More states increase spending, reach early budget accord in 2019. Washington fits the mold.

Washington’s on-time budget performance this year in at least that respect lines up well with most states. Liz Farmer reports in Governing magazine that this year most states reached timely budget agreement, aided by one-party governance and steady revenue growth.

As of Tuesday, 39 states had either passed a budget or had one awaiting a governor’s signature, according to the National Conference of State Legislatures. That’s a far cry from 2017 when 11 states started the fiscal year without a signed budget and another 10 had to call a special session to approve one after missing the initial deadline.

The drama was partially the product of divided government and tight finances — both of which are less of an issue today. The rise of one-party states has led to less political gridlock….But the bigger reason so many states have passed a budget without theatrics this year is that revenues are in good shape.

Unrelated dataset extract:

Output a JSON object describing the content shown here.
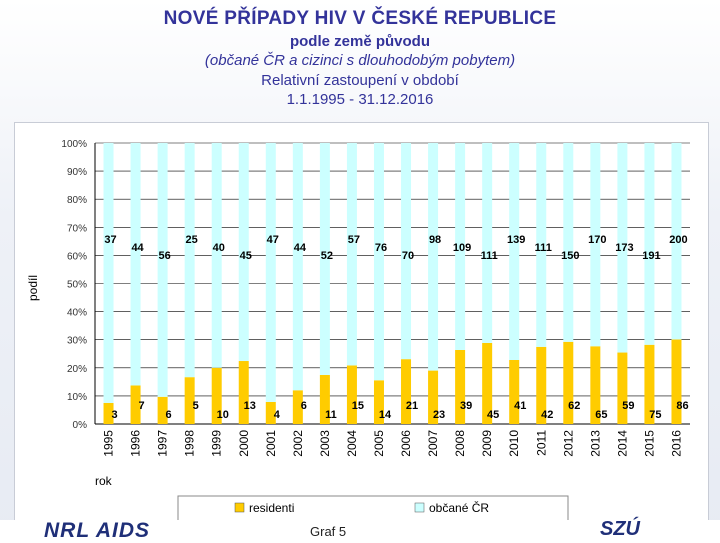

Washington fits the mold, with Democratic control of both chambers and the governor’s mansion and strong revenue growth. The National Association of State Budget Officers (NASBO) recently published its fiscal survey of the Staes, the source for Farmer’s story. The summary report says,

Governors have recommended budgets for fiscal 2020 calling for moderate general fund spending and revenue growth. Proposed spending plans would increase general fund expenditures by 3.7 percent in fiscal 2020, with 47 states proposing spending increases and governors directing the majority of new money to education.

And there we see Washington’s departure from the norm, for no one would call the state’s 18.4 percent biennial budget growth and billion dollar tax increase “moderate,” however anyone feels about the merits of the fiscal actions. We’ve previously written that Washington has experienced the fifth most rapid expenditure expansion since the 2008 recession.

Although it’s not a perfect comparison – Washington adopts a two-year budget, the NASBO report looks at annual changes – the two graphs below suggest the magnitude of the contrast between Washington and all states. The first is from the NASBO report, looking at budget growth since 2008.

The second is a Washington Research Council presentation of biennial spending growth here. The steep post-recession hike is apparent.

The data-rich NASBO report will make for good reading for fiscal wonks (likely not a large population). We’d cite this from the report’s conclusion:

Despite favorable revenue conditions, governors and other state officials are mindful that some of the recent revenue gains, especially from non-wage income, are likely temporary, and therefore are choosing to direct some new money in fiscal 2020 budgets towards one-time expenditures including paying down debt and making extra pension fund contributions. State officials are also continuing to bolster their states’ rainy day fund balances in anticipation of the next economic downturn.

As we warned repeatedly, it’s coming.